Unfortunately, this isn't always the case, especially for writers who need a certain ambiance in order to do what they do, like environments that allow for background music, or for some the lack of any background noise at all. I have an office at home where I work, and in fact I've always had a designated place to write for as long as I can remember. But when I got my first laptop, back when iPads and such weren't as commonplace as they are now and desktops were the only starting points, I considered myself free to compose wherever and whenever. I looked forward to this freedom all my life, fixated on the newest gizmos that would allow me to take the writing desk with me wherever I went.
Time was never that important. When I was doing it full time, I treated it like any full-time job. I wrote and edited all day long, and the time of day became irrelevant, influenced only by when I'd run out of gas. Now, however, the time to write has become a commodity, and I was forced to find that perfect time in my schedule where I could do what it is that I need to do to sustain me.
So enter the bedroom, on any weekend morning, and you'll find me there.

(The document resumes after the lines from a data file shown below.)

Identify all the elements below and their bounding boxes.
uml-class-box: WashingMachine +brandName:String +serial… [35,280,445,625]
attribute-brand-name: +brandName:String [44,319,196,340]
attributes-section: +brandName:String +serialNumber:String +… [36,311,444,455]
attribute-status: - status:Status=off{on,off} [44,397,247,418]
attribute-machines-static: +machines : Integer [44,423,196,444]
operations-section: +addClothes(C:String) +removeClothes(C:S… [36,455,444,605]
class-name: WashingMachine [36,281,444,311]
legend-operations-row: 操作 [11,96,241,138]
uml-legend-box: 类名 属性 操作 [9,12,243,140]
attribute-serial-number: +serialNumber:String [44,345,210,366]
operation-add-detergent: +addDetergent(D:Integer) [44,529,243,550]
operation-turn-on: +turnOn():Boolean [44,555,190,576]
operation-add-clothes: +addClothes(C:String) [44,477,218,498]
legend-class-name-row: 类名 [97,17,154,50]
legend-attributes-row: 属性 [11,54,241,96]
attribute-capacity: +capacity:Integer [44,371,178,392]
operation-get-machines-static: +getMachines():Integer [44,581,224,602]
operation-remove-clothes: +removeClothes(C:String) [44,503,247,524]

I have found that during the waking hours, in bed, is where it works for me now. Sure, I still use my office, but that's for editing now. Saturday and Sunday mornings (regardless of a gig the night before) see me up and stumbling to the kitchen to make a pot of coffee. Then on the way back to bed, I grab the laptop.
Then the still-sleeping mind slowly unravels itself onto the keyboard.
Sometimes the thrill is not remembering what I'd done in those waking hours, because as it goes I'm strong for about three hours, and then I have to stop for fear of losing quality. I put the laptop back in my office, and the rest of the day is me walking in and out, sitting in front of the laptop for a tweak here and there before wandering off again. This works for me now, especially with this new manuscript, in which I've just hit ten chapters and over 100 pages.
Where is your sweet spot?
The following is a passage from the novel The Map of Time by Felix J. Palma (pictured):
Not even the touch on the skin of the delicious breeze heralding the arrival of summer, nor caressing a woman's body, nor sipping Scotch whiskey in the bathtub until the water goes cold, in short, no other pleasure Wells could think of gave him a greater sense of well-being than when he added the final full stop to a novel. This culminating act always filled him with a sense of giddy satisfaction born of the certainty that nothing he could achieve in life could fulfill him more than writing a novel, no matter how tedious, difficult, and thankless he found the task, for Wells was one of those writers who detest writing but love "having written."
There is so much truth to these sentences that it's as if I've found a sibling in this grouping of words, a truth that is so unlike a truth but rather a matter of fact, never having to prove itself as being otherwise. Like I felt about Woody Allen in his movie "Midnight in Paris," writers just get other writers and cater to them as such. Last night, I read my last completed chapter so far, and it left me stunned and so satisfied that I slept better than I'd slept in a long time.